B: “Bir bilgisayar programı duygulara sahip olursa insanın sahip olduğu haklara sahip olur mu?”
A: “Bilimadamları depresyonu iyileştirebilecek bir yapay zeka algoritması geliştirmek üzereler.”
B: “Bilimadamları depresyonu iyileştirebilecek bir program algoritması geliştirmek üzereler.”
A: “Sürücüsüz arabaların yapay zekası kimin ölüp kimin sağ kalacağına karar verecek.”
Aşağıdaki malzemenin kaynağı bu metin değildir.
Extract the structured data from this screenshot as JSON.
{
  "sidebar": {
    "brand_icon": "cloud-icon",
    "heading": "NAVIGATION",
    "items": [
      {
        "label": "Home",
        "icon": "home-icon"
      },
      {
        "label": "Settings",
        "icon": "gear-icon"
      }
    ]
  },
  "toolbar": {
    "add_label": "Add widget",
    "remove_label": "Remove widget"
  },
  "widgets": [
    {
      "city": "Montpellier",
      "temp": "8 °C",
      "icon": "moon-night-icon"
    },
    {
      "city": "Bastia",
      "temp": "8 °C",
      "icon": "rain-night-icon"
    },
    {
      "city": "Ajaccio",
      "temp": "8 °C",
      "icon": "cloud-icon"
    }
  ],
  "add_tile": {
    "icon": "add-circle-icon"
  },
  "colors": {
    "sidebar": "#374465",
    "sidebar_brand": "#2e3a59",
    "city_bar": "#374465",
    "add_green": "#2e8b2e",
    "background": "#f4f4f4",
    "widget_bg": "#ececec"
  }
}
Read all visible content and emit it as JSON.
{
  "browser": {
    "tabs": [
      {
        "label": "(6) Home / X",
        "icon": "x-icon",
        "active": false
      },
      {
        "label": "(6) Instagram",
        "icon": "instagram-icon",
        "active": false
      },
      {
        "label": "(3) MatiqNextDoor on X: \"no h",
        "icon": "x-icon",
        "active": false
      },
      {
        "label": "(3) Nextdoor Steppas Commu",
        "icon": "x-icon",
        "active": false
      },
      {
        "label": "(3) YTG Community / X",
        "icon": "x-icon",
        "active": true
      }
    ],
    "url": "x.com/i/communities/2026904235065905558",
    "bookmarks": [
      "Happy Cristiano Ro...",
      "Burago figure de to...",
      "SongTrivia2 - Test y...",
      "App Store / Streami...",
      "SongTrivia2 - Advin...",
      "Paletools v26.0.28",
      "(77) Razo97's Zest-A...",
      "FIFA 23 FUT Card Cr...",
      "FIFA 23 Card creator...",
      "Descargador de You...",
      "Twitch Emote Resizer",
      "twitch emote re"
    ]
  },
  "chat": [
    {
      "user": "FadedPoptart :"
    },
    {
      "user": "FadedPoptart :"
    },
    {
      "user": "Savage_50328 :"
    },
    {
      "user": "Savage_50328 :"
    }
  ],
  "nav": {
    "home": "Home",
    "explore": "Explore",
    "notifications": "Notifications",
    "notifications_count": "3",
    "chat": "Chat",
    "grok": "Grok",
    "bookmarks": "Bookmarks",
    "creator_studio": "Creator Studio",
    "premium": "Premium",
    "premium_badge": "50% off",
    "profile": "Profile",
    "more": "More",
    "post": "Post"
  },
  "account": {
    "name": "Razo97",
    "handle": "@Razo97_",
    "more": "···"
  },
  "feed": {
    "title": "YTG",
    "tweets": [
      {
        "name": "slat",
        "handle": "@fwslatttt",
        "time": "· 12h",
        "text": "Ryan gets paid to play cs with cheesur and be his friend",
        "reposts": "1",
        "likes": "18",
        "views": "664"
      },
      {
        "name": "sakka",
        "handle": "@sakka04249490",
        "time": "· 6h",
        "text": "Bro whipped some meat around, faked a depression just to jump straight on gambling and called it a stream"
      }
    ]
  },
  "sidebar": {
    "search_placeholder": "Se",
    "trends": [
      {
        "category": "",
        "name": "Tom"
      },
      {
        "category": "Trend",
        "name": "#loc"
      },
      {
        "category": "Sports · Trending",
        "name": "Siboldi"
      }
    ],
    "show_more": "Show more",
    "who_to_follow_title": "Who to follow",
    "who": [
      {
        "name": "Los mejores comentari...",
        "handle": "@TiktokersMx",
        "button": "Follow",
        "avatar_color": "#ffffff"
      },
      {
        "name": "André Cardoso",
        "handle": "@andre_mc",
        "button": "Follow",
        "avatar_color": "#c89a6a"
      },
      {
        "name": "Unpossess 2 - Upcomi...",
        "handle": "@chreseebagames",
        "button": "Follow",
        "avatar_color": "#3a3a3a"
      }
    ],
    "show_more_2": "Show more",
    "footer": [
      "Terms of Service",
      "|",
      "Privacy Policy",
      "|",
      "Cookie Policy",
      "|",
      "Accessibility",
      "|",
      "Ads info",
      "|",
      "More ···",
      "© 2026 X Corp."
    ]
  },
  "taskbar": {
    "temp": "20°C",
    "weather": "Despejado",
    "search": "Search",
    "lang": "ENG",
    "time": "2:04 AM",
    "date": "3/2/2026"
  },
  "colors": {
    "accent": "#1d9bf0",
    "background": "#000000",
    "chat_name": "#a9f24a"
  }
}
B: “Sürücüsüz arabaların programı kimin ölüp kimin sağ kalacağına karar verecek.”
Dipnotlar
[1] Örnek: Amazon, çoğunlukla erkekleri seçtiği için işe alma programını kullanmayı bırakmış. Program liyakata bakmış, feminist yöneticiler “eşitliği” öğrenmiş yeni bir program arıyorlar. https://www.breitbart.com/tech/2018/10/11/amazon-shuts-down-ai-recruitment-tool-after-it-discriminates-against-women/
Örnek: Program, kendisine gösterilen insan fotoğraflarının arasından en güzelleri seçiyor, yaptığı seçimler “ırkçı” bulunarak eşitlikçi bir ayar çekilmesi talep ediliyor. https://www.techspot.com/news/66272-beauty-contest-ai-judge-accused-racism.html
Makineye yanlılığın öğretilmesini açıkça savunan birkaç örnek:
https://hbr.org/2020/08/how-to-fight-discrimination-in-ai
https://time.com/5520558/artificial-intelligence-racial-gender-bias/
[2] Çoktan gerçekleşmeye başladı. Sürücüsüz araba yayayı öldürdüğünde yazılım hatası olmasına rağmen sıradan bir işçi adli sisteme kurban verilip yazılımı geliştiren ve kullanan şirket temize çıkarıldı. https://edition.cnn.com/2020/09/18/cars/uber-vasquez-charged/index.html
Reis yeni adli yılın açılışında müjdeyi verdi, yargıda yapay zeka kullanımı için hazırlıklar sürüyormuş:
https://www.dunyabulteni.net/politika/erdogan-dan-onemli-aciklamalar-20-h539539.html
Avrupalılar ise girişime çoktan başlamış. Hatta öyle ki, Tom Cruise’un Azınlık Raporu filminin bile gerçek olma ihtimali konuşuluyormuş:
https://tr.euronews.com/2018/12/04/yapay-zekanin-yargi-sistemlerinde-kullanilmasiyla-ilgili-ilk-avrupa-sozlesmesi-onaylandi
Person of Interest adlı dizide de buna benzer bir konu işleniyordu. Acaba bu gibi yapımlar insanları önden hazırlamak için mi çekiliyor? İnsanlara “ben dizisini izlemiştim, makine tüm vakaları önceden haber veriyordu, eğer öyle bir şey olacaksa yapsınlar, yararlanalım teknolojiden canım” dedirtmek mi istiyorlar?
-Sen yarın cinayet işleyecekmişsin!
-Ne cinayeti?
-Sus cevap verme, yapay zeka her şeyi ortaya çıkardı.
-Ne zekası, anlamıyorum.
-Efendim, yapay zeka aptala yatacağını da önceden haber vermişti.
-Verir tabi, her şeyi ortaya çıkarır o makine. Atın bunu içeriye, mahkemede hakime anlatır derdini.
-Ne hakimi, ne mahkemesi?
-Hakim JSTC-28X.TC karşısına çıkacaksın, yeni sürüm, hiç affı yok.